Sunday, March 29, 2015

The Woman Behind The Orchestrated Attack On RFRA: Meet Katie Blair


If you're one of those rallying against Indiana's RFRA law, Advance Indiana thought you should see the woman who has orchestrated the statewide and now national attack in the media against it in an effort to villainize anyone of faith, in particular those of the Christian faith. Meet Katie Blair. The idea of recasting RFRA as short-hand for all things anti-gay was her brainchild. In this role she has found more success than gaining supporters for government-funded abortions to all women on demand in her former role as director of activism for Planned Parenthood of Indiana. A few months after leaving her next job at the state Democratic Party as director of the 51% Club, she became advocacy coordinator for the ACLU of Indiana. See Blair speaking at this State House rally for Planned Parenthood of Indiana in 2011. The ACLU, incidentally, supported the original federal law signed into law by President Bill Clinton in 1993.

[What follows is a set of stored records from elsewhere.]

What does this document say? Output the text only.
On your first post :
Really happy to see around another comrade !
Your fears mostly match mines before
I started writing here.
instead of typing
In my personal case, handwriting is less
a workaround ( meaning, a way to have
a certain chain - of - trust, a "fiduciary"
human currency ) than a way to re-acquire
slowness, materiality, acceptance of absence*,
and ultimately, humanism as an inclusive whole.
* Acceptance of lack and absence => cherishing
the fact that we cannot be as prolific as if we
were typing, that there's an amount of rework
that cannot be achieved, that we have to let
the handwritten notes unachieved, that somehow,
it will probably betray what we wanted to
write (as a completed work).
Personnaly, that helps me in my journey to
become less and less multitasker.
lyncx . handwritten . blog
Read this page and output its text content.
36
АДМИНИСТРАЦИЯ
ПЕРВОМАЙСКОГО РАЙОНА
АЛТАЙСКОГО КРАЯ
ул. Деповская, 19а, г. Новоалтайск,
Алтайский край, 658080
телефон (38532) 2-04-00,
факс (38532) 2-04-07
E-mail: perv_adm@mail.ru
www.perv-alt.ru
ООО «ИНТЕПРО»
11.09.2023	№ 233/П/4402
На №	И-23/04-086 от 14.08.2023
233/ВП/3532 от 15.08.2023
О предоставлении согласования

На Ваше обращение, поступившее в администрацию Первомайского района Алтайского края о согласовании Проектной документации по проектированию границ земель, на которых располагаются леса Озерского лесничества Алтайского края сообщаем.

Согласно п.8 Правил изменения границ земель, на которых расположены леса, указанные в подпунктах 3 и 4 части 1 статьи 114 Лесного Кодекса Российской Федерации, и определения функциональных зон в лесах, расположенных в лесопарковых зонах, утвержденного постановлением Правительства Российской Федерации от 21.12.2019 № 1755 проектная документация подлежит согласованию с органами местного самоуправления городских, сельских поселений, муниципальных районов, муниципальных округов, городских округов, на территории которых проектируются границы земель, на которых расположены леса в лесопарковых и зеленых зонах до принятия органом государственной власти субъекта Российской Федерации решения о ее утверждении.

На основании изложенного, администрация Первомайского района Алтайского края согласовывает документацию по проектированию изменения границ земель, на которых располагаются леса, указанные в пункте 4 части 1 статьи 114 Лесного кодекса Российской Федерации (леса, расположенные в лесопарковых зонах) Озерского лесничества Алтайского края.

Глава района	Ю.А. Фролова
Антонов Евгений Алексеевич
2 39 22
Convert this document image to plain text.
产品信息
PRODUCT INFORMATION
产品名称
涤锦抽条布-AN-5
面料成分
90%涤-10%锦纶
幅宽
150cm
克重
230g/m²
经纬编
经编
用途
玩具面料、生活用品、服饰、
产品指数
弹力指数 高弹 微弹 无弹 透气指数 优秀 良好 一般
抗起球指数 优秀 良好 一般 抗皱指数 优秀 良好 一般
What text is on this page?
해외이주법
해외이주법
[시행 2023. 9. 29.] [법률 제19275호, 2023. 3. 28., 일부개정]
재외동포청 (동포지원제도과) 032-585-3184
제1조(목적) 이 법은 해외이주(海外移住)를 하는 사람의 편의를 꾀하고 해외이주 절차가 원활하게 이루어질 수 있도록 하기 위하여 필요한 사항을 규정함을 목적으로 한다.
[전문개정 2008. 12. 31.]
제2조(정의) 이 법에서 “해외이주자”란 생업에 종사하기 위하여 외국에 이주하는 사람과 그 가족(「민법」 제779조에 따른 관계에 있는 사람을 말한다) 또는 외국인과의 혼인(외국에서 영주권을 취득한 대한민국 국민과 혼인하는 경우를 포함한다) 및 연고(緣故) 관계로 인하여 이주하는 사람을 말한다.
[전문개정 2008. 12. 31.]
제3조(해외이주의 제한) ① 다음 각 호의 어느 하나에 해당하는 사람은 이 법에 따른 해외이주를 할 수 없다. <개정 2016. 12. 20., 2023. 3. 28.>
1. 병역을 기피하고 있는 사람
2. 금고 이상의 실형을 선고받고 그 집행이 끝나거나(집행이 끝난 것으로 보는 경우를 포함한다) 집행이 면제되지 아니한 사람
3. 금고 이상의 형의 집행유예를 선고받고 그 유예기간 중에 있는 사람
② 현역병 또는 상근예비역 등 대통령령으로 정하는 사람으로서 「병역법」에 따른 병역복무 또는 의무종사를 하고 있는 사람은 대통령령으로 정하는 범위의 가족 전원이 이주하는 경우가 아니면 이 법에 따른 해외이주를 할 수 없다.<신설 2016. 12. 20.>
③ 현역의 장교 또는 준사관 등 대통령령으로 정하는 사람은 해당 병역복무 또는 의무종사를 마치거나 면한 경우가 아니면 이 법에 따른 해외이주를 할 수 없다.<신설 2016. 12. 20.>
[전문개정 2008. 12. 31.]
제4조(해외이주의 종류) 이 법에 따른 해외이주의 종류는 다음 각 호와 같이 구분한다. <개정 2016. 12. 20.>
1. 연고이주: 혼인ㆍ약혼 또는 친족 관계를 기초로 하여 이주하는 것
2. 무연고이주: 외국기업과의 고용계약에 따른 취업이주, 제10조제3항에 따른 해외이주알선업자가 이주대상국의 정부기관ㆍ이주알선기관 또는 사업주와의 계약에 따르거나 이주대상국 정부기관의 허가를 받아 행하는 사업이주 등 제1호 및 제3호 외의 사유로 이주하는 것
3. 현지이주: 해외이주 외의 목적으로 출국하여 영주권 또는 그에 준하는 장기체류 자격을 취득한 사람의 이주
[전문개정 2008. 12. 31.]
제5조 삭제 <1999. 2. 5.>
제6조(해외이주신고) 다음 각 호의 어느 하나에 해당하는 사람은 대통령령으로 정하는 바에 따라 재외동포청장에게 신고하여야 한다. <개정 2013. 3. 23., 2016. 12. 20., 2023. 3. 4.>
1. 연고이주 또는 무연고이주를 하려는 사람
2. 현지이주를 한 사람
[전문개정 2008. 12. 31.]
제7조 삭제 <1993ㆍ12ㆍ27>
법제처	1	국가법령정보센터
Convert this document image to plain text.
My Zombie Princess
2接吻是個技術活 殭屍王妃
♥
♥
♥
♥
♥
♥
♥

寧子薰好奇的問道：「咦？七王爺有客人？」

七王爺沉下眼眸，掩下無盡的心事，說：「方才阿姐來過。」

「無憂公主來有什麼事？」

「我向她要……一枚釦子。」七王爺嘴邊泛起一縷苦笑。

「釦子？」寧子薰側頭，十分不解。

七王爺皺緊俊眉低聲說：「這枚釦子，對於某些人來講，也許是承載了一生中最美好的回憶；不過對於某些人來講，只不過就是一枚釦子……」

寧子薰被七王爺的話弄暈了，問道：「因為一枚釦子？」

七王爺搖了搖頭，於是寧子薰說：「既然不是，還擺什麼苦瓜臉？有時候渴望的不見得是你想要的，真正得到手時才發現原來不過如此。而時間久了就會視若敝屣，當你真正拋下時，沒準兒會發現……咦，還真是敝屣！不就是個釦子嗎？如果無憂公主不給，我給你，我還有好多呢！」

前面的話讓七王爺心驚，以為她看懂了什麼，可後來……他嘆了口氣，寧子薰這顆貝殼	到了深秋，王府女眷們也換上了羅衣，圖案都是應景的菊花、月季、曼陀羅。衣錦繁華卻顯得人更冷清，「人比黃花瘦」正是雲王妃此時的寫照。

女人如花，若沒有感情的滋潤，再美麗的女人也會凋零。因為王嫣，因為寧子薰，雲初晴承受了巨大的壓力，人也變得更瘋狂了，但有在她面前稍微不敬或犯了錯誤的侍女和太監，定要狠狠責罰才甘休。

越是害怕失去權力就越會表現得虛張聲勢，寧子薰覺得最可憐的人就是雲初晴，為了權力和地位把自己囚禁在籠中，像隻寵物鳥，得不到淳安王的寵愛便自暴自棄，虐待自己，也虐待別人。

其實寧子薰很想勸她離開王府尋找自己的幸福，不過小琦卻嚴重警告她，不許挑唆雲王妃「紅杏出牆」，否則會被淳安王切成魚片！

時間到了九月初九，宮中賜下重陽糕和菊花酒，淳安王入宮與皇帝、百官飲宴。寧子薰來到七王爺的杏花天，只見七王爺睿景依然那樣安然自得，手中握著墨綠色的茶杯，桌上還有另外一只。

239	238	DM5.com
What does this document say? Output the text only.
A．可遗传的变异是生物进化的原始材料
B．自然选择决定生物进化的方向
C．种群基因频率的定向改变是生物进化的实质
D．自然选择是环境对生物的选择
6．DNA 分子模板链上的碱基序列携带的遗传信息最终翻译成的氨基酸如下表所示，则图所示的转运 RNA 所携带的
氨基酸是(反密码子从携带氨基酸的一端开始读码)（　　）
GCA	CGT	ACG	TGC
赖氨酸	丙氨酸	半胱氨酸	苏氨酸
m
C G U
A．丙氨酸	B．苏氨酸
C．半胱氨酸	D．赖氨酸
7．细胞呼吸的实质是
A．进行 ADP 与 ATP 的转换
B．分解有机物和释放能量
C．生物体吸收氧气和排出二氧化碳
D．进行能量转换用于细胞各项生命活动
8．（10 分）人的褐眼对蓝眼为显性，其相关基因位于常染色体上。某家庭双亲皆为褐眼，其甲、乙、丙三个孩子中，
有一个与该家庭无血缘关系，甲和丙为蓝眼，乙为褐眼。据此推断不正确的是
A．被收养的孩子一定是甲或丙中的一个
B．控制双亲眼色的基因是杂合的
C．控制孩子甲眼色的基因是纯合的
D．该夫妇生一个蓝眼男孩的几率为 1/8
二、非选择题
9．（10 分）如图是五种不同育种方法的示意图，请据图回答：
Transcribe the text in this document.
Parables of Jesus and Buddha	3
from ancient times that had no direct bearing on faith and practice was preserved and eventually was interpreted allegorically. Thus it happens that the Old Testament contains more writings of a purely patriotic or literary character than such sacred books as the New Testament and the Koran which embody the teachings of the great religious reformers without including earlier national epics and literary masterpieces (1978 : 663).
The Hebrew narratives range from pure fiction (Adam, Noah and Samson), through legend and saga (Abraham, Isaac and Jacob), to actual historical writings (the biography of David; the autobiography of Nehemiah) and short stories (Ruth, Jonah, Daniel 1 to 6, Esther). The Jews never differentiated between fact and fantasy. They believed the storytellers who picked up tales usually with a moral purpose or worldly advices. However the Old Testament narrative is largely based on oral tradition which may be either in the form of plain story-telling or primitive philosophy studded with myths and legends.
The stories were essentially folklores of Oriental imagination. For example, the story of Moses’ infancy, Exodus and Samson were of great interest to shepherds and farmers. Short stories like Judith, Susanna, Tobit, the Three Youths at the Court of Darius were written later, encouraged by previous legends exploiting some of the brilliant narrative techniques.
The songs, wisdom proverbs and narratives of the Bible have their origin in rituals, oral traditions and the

George "The Fraud" Stephanopolous Grills Pence On RFRA


The irony in watching ABC News' George Stephanopolous, a former attack dog media spinner for President Bill Clinton, grill Gov. Mike Pence on his decision to sign Indiana's version of the Religious Freedom Restoration Act ("RFRF"). While Stephanopolous, a closeted homosexual, was flacking in the Clinton administration, President Clinton signed into law the Defense of Marriage Act ("DOMA") to bar recognition of same-sex marriages, "Don't Ask, Don't Tell, which statutorily recognized the military's policy of barring gays from serving in the military and this now condemned law known as RFRA. To this day, Bill Clinton remains the only president in the history of the United States to sign into law discriminatory laws against gay people. The hypocrisy of these people is beyond the pale. Gov. Pence handles himself well under questioning by the faux newsman. As I've said on numerous occasions, I don't believe a federal or state RFRA law is needed; however, I won't stand by and watch as a bunch of carnival barkers commandeer the public stage and make this law out to be something it has never been since the federal law was enacted more than two decades ago. Yep, there's truly a sucker born every minute.